Words Rhymes & Rhythm

ALBERT JUNGERS POETRY PRIZE (AJPP) 2017: OGWIJI, ABAH, KALU EMERGE WINNERS

Read Time:3 Minute, 46 Second
Benue-born poet Ogwiji Ehi-kowochio Blessing  is the winner of the 2017 edition of the Albert Jungers Poetry Prize (AJPP), awarded to the best poem from the combined top 10 entries of the monthly Brigitte Poirson Poetry Contest (BPPC), from February to  September 2017. Abah Linus Ajene and Felix Kalu emerged 1st and 2nd runners-up respectively.

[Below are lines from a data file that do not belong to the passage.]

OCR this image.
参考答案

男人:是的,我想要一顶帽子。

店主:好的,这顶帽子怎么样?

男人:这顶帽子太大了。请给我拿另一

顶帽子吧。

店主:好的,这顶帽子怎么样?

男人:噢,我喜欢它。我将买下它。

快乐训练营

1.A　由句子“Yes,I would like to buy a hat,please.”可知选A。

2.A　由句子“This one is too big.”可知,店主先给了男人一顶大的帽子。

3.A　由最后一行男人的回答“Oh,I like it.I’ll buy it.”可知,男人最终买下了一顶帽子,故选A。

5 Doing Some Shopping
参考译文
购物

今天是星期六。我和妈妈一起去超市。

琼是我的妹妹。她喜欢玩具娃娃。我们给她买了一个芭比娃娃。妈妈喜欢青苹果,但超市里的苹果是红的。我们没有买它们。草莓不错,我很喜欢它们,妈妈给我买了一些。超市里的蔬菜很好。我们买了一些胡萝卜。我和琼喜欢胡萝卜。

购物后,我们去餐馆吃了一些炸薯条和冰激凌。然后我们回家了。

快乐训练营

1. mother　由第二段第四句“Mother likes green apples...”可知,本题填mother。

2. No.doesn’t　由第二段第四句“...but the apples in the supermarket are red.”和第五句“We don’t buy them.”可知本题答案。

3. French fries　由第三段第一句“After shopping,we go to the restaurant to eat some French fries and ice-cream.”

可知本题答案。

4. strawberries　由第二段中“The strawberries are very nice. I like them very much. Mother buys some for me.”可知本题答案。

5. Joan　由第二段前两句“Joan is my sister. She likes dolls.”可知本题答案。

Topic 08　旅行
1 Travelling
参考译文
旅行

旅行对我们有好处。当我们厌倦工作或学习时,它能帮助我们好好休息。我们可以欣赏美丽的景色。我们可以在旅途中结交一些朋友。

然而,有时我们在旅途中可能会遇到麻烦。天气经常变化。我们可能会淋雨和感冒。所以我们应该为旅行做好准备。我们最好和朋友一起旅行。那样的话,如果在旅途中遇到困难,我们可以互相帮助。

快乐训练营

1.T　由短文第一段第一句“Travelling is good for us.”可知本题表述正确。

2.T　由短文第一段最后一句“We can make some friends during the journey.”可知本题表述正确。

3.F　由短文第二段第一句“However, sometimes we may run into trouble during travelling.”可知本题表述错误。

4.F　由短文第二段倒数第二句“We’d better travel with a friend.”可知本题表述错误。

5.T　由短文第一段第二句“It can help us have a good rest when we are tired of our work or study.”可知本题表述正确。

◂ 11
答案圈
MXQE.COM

Ogwiji, a fourth-year student of the University of Ibadan won the contest with her poem entitled ‘A Tune from My Flute of Freedom’, which came 2nd in the June 2017 edition, narrowly missing the top spot. She describes herself as “a poet and a lover of country music who believes that freedom is not freedom until everyone is freed.”

First-runner up, Ajene, also from Benue State, studies English and Education at Benue State University (BSU), Makurdi, where he is also the Vice President of university’s Writers’ League. His poem ‘The Man My Father Married’ came 5th in the June 2017 edition as well (Read the poem here). 

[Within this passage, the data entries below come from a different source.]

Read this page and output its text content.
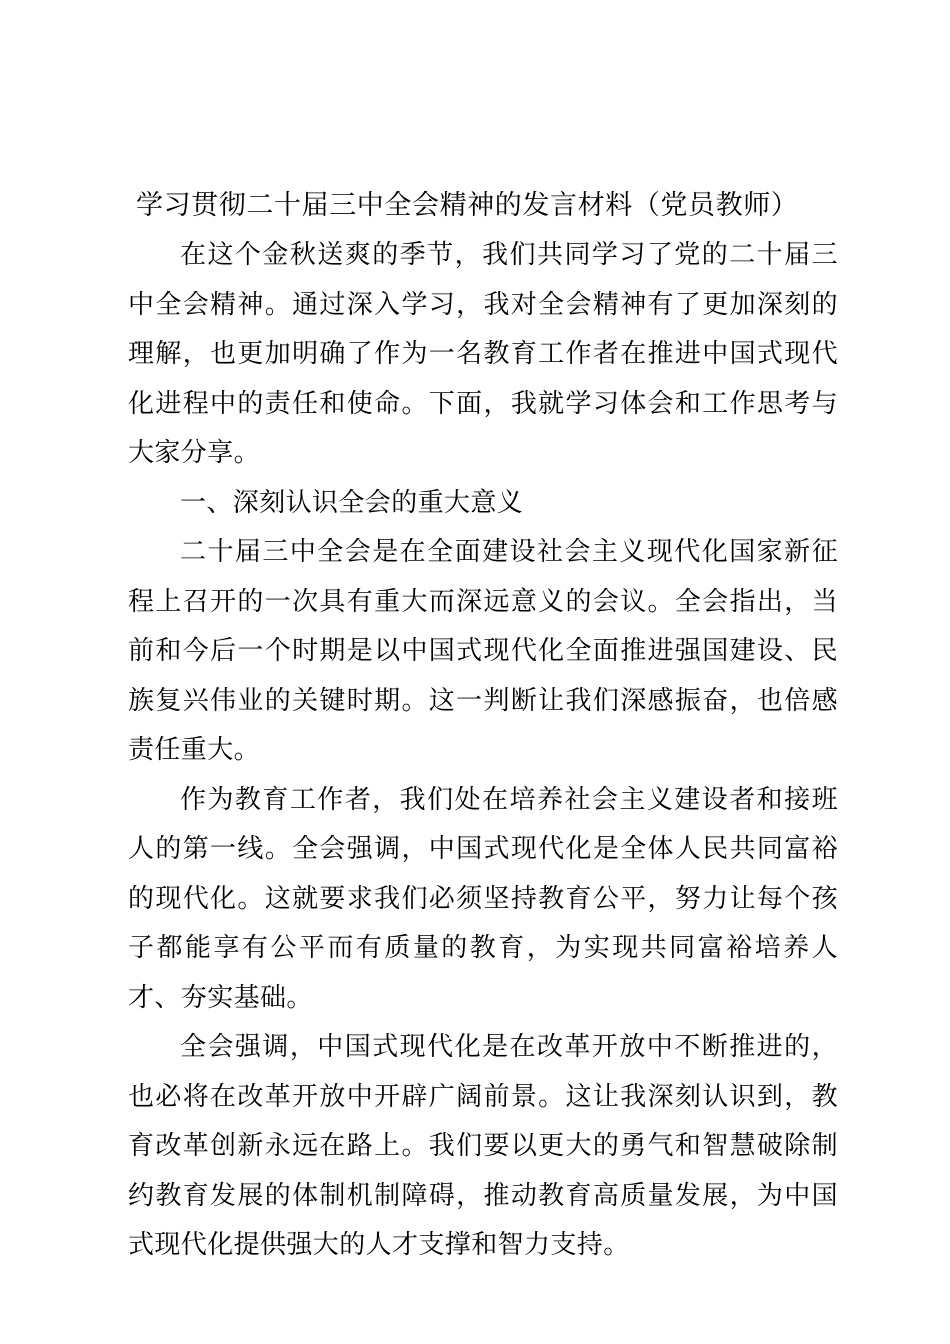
学习贯彻二十届三中全会精神的发言材料（党员教师）

在这个金秋送爽的季节，我们共同学习了党的二十届三中全会精神。通过深入学习，我对全会精神有了更加深刻的理解，也更加明确了作为一名教育工作者在推进中国式现代化进程中的责任和使命。下面，我就学习体会和工作思考与大家分享。

一、深刻认识全会的重大意义

二十届三中全会是在全面建设社会主义现代化国家新征程上召开的一次具有重大而深远意义的会议。全会指出，当前和今后一个时期是以中国式现代化全面推进强国建设、民族复兴伟业的关键时期。这一判断让我们深感振奋，也倍感责任重大。

作为教育工作者，我们处在培养社会主义建设者和接班人的第一线。全会强调，中国式现代化是全体人民共同富裕的现代化。这就要求我们必须坚持教育公平，努力让每个孩子都能享有公平而有质量的教育，为实现共同富裕培养人才、夯实基础。

全会强调，中国式现代化是在改革开放中不断推进的，也必将在改革开放中开辟广阔前景。这让我深刻认识到，教育改革创新永远在路上。我们要以更大的勇气和智慧破除制约教育发展的体制机制障碍，推动教育高质量发展，为中国式现代化提供强大的人才支撑和智力支持。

Second runner-up Felix Kalu is a poet, actor and public speaker from Ohafia in Abia state of Nigeria. He lives in Enugu, Eastern Nigeria where he works as a caterer and event planner. He describes himself as “a humanist with the mission to promote equality for all: His poem ‘A Rose on the Railway’ was 2nd in the August 2017 edition (Read the poem here).

THE WINNING POEM: A TUNE FROM MY FLUTE OF FREEDOM

Watch my fingers, sway this way and that way
as I play a tune to recall that day, such a beautiful day
when I broke free from the pen-cuff of themes
Back then, I was behind bars of rules and rhyme schemes
and those days, every single day, from sunrise to sunset
I’d in vain try to write a singular sonnet

Sometimes the prison wardens wanted a ballad
but my muse prepared and served African salad
with a lot of Abacha, mixed with a great deal of Buhari
and their black stares seemed to demand my remorseful ‘sorry’
but how do I crawl out of a satire, garnished with humor
released to relish laughter-starved fellows; without an armor?

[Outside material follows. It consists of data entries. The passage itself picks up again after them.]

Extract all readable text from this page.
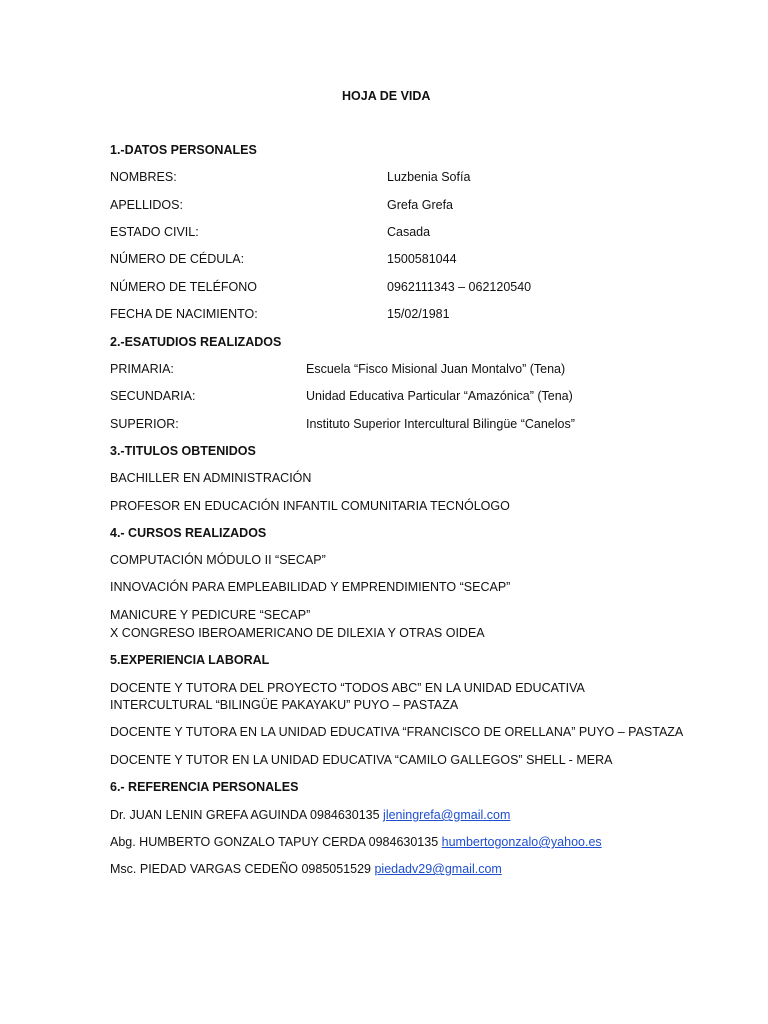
HOJA DE VIDA
1.-DATOS PERSONALES
NOMBRES:	Luzbenia Sofía
APELLIDOS:	Grefa Grefa
ESTADO CIVIL:	Casada
NÚMERO DE CÉDULA:	1500581044
NÚMERO DE TELÉFONO	0962111343 – 062120540
FECHA DE NACIMIENTO:	15/02/1981
2.-ESATUDIOS REALIZADOS
PRIMARIA:	Escuela “Fisco Misional Juan Montalvo” (Tena)
SECUNDARIA:	Unidad Educativa Particular “Amazónica” (Tena)
SUPERIOR:	Instituto Superior Intercultural Bilingüe “Canelos”
3.-TITULOS OBTENIDOS
BACHILLER EN ADMINISTRACIÓN
PROFESOR EN EDUCACIÓN INFANTIL COMUNITARIA TECNÓLOGO
4.- CURSOS REALIZADOS
COMPUTACIÓN MÓDULO II “SECAP”
INNOVACIÓN PARA EMPLEABILIDAD Y EMPRENDIMIENTO “SECAP”
MANICURE Y PEDICURE “SECAP”
X CONGRESO IBEROAMERICANO DE DILEXIA Y OTRAS OIDEA
5.EXPERIENCIA LABORAL
DOCENTE Y TUTORA DEL PROYECTO “TODOS ABC” EN LA UNIDAD EDUCATIVA
INTERCULTURAL “BILINGÜE PAKAYAKU” PUYO – PASTAZA
DOCENTE Y TUTORA EN LA UNIDAD EDUCATIVA “FRANCISCO DE ORELLANA” PUYO – PASTAZA
DOCENTE Y TUTOR EN LA UNIDAD EDUCATIVA “CAMILO GALLEGOS” SHELL - MERA
6.- REFERENCIA PERSONALES
Dr. JUAN LENIN GREFA AGUINDA 0984630135 jleningrefa@gmail.com
Abg. HUMBERTO GONZALO TAPUY CERDA 0984630135 humbertogonzalo@yahoo.es
Msc. PIEDAD VARGAS CEDEÑO 0985051529 piedadv29@gmail.com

Well, I gave them an idea; ‘make my poem a legal entity’
Give poets the liberty to see through the soul of humanity
by staring long and hard into the blazing eyes of the sun
Allow our rivers of emotions, meander in its chosen distributaries

See, if in a poet’s frantic attempt to be lucid
his words become as corrosive as concentrated acid
burning the skin on your hardened hearts and sooty souls
let him be excused, for I have seen bombs stroll
out of laboratories to execute lethal pilot projects
yet we swallow the detriments of those experiments
performed by scientists who are mostly left un-trailed nor jailed

So, to the throne and throng, I throw this thorny question:
How else do you expect a poet to exercise his poetic license
other than scribble clean, this sullied society of ours
as he sweeps the system with his overflowing costume of words?

 

Ogwiji will be awarded the top prize, an Android smartphone, at the Words Rhymes & Rhythm Literary Festival – FEAST OF WORDS, holding at the University of Ibadan (UI) on the 16th of December 2017. Alongside the runner-ups, she will be given certificates of award and complimentary copies of the BPPC 2017 anthology, THE TRAIN STOPS AT SUNSET.

The 2016 edition of the AJPP was awarded to Kanyinsola Olorunnisola, a poet, short story writer, essayist, and student of Philosophy at the prestigious University of Ibadan, for his poem ‘TELL US WHERE THEY TOUCHED YOU’.